聖心女子学院で学ぶ「みこころの子ども」には使命がある、ということです。その使命とは、利己主義が蔓延する社会の中で、「物惜しみしない心」をもって生きることです。少しでも周りの世界や社会をよくするために、自分にできることを一生懸命、実際の行いで表すということです。革命後のフランスであれ、21世紀の日本であれ、人の心は変わっていないようですね。自分のことしか考えられなくなり、人が孤立化していく社会の中で、他の人とつながり、自分の能力、時間、エネルギー、手足、全部を用いて人を活かす人になりなさいということでしょう。
ミサの後に伺った、東日本大震災の復興支援に携わっておられる春名神父様のお話のテーマも「一つの体 多くの部分」でした。体の中のちょっとした小さな部分でも、怪我をしたりすると、どれほど大切な部分であったかに気づかされます。一つの体として、一緒に痛みを覚えるのです。
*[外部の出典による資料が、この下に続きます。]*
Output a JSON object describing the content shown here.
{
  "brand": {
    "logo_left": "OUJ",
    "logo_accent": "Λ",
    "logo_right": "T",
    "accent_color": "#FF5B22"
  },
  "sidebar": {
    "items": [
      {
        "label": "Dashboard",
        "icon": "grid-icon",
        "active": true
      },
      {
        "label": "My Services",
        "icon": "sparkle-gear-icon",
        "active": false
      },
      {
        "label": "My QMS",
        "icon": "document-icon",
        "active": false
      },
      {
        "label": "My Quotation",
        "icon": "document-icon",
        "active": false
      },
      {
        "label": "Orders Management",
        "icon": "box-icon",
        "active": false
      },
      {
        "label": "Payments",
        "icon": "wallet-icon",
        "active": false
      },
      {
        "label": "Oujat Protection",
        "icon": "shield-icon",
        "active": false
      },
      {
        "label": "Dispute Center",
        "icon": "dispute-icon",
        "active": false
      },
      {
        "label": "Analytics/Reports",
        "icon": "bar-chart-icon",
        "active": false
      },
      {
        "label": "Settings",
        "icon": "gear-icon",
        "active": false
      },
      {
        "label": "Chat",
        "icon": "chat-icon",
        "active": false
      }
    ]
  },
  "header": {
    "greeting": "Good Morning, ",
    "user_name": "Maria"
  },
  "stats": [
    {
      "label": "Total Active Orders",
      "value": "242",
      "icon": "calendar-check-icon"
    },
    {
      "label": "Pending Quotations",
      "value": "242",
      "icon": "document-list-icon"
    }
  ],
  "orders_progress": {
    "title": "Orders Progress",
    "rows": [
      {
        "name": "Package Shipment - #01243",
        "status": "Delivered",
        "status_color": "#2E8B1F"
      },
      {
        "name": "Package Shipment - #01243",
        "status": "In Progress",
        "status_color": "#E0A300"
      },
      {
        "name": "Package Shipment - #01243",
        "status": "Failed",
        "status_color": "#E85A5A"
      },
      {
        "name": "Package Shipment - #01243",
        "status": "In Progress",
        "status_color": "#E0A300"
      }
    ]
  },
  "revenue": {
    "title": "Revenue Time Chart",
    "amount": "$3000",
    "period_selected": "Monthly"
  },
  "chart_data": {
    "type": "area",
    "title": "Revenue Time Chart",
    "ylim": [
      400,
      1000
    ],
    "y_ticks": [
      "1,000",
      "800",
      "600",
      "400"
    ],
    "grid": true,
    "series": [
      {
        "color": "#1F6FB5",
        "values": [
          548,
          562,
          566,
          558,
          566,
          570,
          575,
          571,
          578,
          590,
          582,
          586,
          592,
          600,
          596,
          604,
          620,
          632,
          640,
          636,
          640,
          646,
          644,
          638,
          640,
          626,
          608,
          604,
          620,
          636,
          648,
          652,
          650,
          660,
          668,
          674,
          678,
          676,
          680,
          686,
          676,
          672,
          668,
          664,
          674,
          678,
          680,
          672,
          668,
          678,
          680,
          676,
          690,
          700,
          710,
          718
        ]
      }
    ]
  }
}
昨年の大震災と津波、原発の事故という辛い出来事で、日本中、また、世界中の人々が一緒に痛みました。今も苦しんでおられる方々が安らぎを得られない限り、本当の意味で私たちが心の平安を取り戻すこともありません。私たちも体の一部分として何ができるのかを考え、一つでも実行に移すこと。直接、行けなくてもできることが色々あるということを、今日のお話から学ぶことができました。
どうぞ、皆さんが「みこころの子ども」のしるしである「物惜しみしない心」をますます育てることができますように。目を開き、耳を開き、心を開いて、その時、その場で必要なこと、私にできること、私がすべきことを実際に行うという姿勢で、身の回りの小さなことから始めることができますように。この祝日にあたり、聖マグダレナ・ソフィアの取次ぎを願って、お祈りしています。